Vertebrae would have been joined together to form the vertebral column, providing fundamental support and movement to the body. We can gauge what animal the vertebra belonged to from the bone’s structure and shape: Ichthyosaurs tended to have disc-like vertebrae, whereas Plesiosaurs tended to have tall, thick vertebrae. Ichthyosaurs are believed to have first appeared in the early Triassic epoch – around 250 million years ago, when they evolved from a group of unidentified land reptiles who returned to the sea. They likely became extinct around 90 million years ago, during the late Cretaceous period.
Fossilised Ichthyosaur Vertebra
A well preserved fossilised vertebra from the Cretaceous period, dating to circa 100 million years ago. The disc-like shape of this vertebra suggests it is perhaps from an Ichthyosaur. This fossil was found in Southern England, and would have been one of the main discs forming a spine.

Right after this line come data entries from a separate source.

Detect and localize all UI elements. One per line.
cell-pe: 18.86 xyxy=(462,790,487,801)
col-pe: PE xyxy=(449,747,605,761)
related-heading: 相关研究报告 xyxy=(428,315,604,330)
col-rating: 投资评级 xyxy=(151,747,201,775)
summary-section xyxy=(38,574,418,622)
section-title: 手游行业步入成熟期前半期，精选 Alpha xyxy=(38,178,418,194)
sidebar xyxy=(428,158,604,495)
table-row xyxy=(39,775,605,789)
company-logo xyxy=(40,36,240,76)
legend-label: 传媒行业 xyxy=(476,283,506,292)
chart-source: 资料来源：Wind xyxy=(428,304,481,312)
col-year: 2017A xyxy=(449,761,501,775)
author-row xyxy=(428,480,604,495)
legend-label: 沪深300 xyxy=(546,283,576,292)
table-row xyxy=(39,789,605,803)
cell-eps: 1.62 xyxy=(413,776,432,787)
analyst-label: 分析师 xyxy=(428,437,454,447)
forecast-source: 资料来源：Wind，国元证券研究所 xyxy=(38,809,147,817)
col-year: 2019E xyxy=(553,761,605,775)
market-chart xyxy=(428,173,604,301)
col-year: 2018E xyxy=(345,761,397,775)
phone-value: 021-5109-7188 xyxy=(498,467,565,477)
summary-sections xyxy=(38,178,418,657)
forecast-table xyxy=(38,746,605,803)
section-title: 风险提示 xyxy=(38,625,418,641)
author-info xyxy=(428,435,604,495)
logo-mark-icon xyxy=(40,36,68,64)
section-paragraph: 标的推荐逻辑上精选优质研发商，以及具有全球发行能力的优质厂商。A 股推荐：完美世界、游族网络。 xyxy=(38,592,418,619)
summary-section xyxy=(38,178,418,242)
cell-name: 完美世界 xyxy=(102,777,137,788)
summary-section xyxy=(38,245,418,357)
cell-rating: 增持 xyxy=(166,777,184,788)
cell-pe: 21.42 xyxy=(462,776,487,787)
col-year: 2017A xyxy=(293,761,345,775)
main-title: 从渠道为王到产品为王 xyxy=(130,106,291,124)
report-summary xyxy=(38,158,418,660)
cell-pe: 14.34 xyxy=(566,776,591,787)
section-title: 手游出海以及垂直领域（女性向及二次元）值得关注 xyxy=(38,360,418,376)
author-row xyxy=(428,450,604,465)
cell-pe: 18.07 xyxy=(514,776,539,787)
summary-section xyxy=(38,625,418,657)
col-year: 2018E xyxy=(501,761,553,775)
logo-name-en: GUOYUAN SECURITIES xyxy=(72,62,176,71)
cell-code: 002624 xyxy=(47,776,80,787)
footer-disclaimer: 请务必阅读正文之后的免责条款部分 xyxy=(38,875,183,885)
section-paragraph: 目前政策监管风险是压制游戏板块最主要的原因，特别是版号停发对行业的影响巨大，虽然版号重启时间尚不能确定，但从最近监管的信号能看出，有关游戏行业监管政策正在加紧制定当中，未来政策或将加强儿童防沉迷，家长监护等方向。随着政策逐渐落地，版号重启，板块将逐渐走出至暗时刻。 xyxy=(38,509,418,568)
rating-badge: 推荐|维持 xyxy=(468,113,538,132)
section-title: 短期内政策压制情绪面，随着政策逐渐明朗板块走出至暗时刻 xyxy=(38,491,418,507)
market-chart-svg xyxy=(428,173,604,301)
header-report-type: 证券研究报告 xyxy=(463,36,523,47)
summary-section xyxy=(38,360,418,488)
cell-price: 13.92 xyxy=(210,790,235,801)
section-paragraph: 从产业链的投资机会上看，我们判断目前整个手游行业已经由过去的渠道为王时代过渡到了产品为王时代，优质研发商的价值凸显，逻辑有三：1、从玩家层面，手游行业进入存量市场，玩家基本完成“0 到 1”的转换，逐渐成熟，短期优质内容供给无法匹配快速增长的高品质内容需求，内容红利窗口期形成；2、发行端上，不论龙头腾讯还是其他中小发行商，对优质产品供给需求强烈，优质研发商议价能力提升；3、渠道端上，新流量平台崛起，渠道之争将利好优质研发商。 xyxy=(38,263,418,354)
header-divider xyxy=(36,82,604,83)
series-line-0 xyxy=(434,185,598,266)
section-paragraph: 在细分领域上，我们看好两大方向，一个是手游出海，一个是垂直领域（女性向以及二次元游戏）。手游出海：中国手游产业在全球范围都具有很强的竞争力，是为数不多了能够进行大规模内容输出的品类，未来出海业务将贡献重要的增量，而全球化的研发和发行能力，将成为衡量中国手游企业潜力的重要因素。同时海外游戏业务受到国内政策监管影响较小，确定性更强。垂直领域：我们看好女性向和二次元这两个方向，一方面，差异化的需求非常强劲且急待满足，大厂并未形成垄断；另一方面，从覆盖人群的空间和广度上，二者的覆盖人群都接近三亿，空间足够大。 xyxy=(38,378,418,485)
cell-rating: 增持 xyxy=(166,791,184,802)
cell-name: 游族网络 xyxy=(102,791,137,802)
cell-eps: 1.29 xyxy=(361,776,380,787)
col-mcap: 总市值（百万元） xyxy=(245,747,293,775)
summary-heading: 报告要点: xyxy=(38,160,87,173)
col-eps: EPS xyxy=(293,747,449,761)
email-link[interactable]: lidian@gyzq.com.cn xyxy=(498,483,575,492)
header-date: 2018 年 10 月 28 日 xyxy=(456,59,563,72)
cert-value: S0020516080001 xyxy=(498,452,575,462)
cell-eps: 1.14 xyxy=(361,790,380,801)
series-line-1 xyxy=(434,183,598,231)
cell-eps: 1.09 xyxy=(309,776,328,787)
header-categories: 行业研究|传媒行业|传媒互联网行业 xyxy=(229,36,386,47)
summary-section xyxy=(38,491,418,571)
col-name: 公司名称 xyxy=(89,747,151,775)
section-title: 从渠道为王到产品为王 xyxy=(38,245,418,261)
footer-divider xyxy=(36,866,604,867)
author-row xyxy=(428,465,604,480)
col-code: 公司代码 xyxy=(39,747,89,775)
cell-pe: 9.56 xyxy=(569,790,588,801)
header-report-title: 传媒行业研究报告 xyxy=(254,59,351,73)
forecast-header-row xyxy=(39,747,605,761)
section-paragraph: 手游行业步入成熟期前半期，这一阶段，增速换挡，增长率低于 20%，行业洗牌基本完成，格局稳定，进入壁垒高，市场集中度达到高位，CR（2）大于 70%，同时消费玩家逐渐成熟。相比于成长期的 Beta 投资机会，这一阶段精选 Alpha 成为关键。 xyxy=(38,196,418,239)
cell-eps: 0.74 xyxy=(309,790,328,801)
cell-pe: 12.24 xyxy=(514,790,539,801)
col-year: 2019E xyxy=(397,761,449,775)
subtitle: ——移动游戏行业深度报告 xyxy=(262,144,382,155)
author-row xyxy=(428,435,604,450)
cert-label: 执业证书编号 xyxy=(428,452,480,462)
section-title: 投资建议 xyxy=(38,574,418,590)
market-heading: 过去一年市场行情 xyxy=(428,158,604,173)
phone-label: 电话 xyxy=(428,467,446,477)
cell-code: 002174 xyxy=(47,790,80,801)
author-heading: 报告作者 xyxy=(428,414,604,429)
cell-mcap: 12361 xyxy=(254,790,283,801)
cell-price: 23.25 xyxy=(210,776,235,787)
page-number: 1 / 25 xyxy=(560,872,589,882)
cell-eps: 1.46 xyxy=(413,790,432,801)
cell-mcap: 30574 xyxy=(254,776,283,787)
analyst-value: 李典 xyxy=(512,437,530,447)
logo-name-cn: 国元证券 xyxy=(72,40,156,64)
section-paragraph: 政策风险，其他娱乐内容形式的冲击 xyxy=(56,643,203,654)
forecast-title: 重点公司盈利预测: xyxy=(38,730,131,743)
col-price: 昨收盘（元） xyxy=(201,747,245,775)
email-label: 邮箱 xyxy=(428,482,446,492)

Unfortunately, the spinous and transverse processes, the bony projections of vertebrae, are now missing, though the groove of the neural canal, where the spinal cord ran through, as well as the knobs where the processes were attached, are still clearly identifiable on the bone.
Period: Cretaceous Period
Provenance: From a Surrey gentleman's collection (DG), purchased on the London Art Market from an ADA member, formed 1990's onward.
Condition: Very good condition - there are some earthly encrustations along the item's surface.